Burgen, Städte und Landschaften in Schottland spielen Hauptrolle bei Highland-Saga.

Die TV-Serie Outlander erfreut sich auch in Österreich einiger Beliebtheit. Es geht darin um eine Britin, die nach Ende des Zweiten Weltkriegs nach Betreten eines geheimnisvollen Steinkreises in die Vergangenheit versetzt wird – genauer gesagt ins 18. Jahrhundert. Schauplatz des Ganzen ist Schottland, die Serie basiert auf dem Roman „Highland Saga“ von Diana Gabaldon. Und die Popularität des Fantasiestücks hat große Auswirkungen auf den Tourismus im Land: Outlander sei das neue Braveheart, freut sich der schottische Tourismusverband und spielt damit auf diesen Streifen aus dem Jahr 1995 an: Der US-Film von Mel Gibson über den Freiheitskämpfer William Wallace sorgte damals für gestiegenes Interesse an schottischen Sitten, Landschaften und Getränken.

Doune Castle bei Stirling (F: Heartland Arts / Bigstock.com)

Nun kurbelt also Outlander den Tourismus an, schließlich sind in der TV-Serie einige Schönheiten und Sehenswürdigkeiten der Region zu bewundern.
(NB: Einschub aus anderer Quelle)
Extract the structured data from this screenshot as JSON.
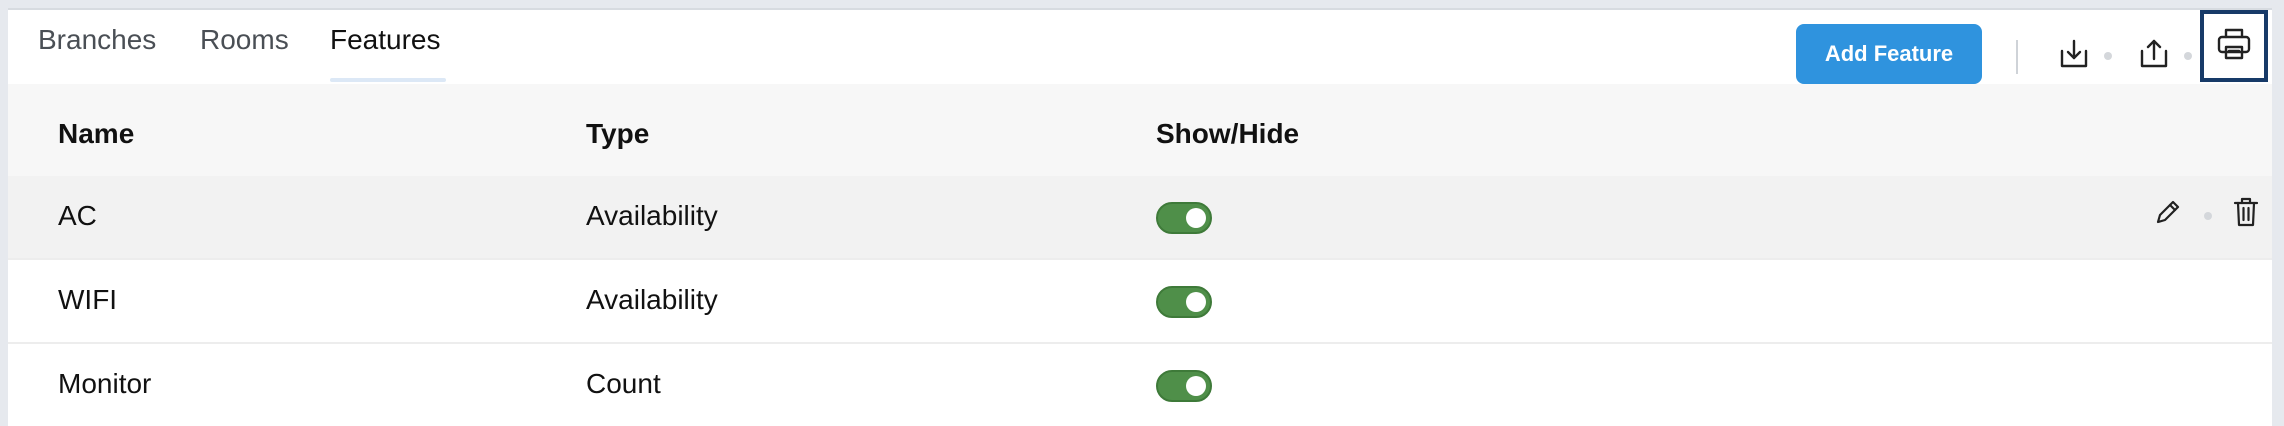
{
  "tabs": [
    {
      "label": "Branches",
      "active": false
    },
    {
      "label": "Rooms",
      "active": false
    },
    {
      "label": "Features",
      "active": true
    }
  ],
  "toolbar": {
    "add_label": "Add Feature",
    "icons": [
      "download-icon",
      "upload-icon",
      "print-icon"
    ]
  },
  "table": {
    "headers": [
      "Name",
      "Type",
      "Show/Hide"
    ],
    "rows": [
      {
        "name": "AC",
        "type": "Availability",
        "visible": true
      },
      {
        "name": "WIFI",
        "type": "Availability",
        "visible": true
      },
      {
        "name": "Monitor",
        "type": "Count",
        "visible": true
      }
    ],
    "row_actions": [
      "edit-icon",
      "delete-icon"
    ]
  },
  "colors": {
    "accent": "#2f93de",
    "toggle_on": "#4f8f49",
    "focus_outline": "#173a68"
  }
}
Prominent in Szene gesetzt wurde beispielsweise Doune Castle, das als fiktive Burg Leoch die Heimat eines schottischen Clans darstellt. Bevor die Serie 2016 erstmals ausgestrahlt wurde, lagen die Besucherzahlen dort bei rund 40.000 pro Jahr, seither sind es fast 100.000 jährlich. Doune Castle liegt in der Nähe von Stirling, der Eintritt kostet sechs Pfund für Erwachsene. Aber Achtung: Ende Oktober ist die Burg für einige Tage geschlossen, denn es finden Dreharbeiten statt – ob wieder neue Outlander-Folgen gedreht werden?

 

Glen Coe im Sommer (F: Shaiith / Bigstock.com)

Eine wichtige Rolle für den Erfolg der romantisch-rabiaten Fantasy-Serie spielen auch die eindrucksvollen Landschaften Schottlands – allen voran das Tal Glen Coe (oft auch Glencoe geschrieben), das unter anderem im Vorspann zu sehen ist. Das nahe von Fort William gelegene Ausflugsziel ist für Wanderer und im Winter für Skifahrer ein Attraktion. Hier wurden auch schon andere Filme gedreht, unter anderem Harry Potter (Gefangener von Askaban), James Bond (Skyfall) oder das bereits erwähnte Braveheart.

 

Rannoch Moor (F: Lukassek / Bigstock.com)

Ebenfalls im Film zu sehen ist das Rannoch Moor in Perthshire – ganz zu Beginn der TV-Serie verbringen dort die Protagonistin und ihr gegenwärtiger Ehemann einige Tage. Das 130 Quadratkilometer große Gebiet in den Highlands gilt als eine der urtypischsten Landschaften von Schottland. Apropos: Hier wurde auch ein Film gedreht, der weit weniger romantisch ist als Outlander: Für „Trainspotting“ wurden einige Szenen an der Corrour Rail Station im Rannoch Moor gedreht – es ist dies die höchstgelegende Bahnstation auf der Insel.

 

Culross in Fife bei Edinburgh (F: A_nella / Bigstock.com)

Nicht vergessen werden darf auf einer Outlander-Tour durch Schottland das romantisch-verschlafene Dorf Culross, etwas nördlich von Edinburgh gelegen. Das wurde in der TV-Serie zum Ort Cranesmuir und dient auch sonst als Hintergrund für einige Szenen. Rund 400 Einwohner zählt das Dorf, ein Spaziergang durch die verwinkelten Gassen lassen garantiert Outlander-Gefühle aufkommen.

 

 

 

 

Rundreise zu Filmplätzen
Apropos: Der schottische Tourismusverband hat eine siebentägige Auto-Rundreise zusammengestellt, bei der diverse Drehorte von Filmen und Serien besucht werden können – unter anderem Rosslyn Chapel in der Nähe von Edinburgh, wo Szenen für den Film „Da Vinci Code – Sakrileg“ gedreht wurden.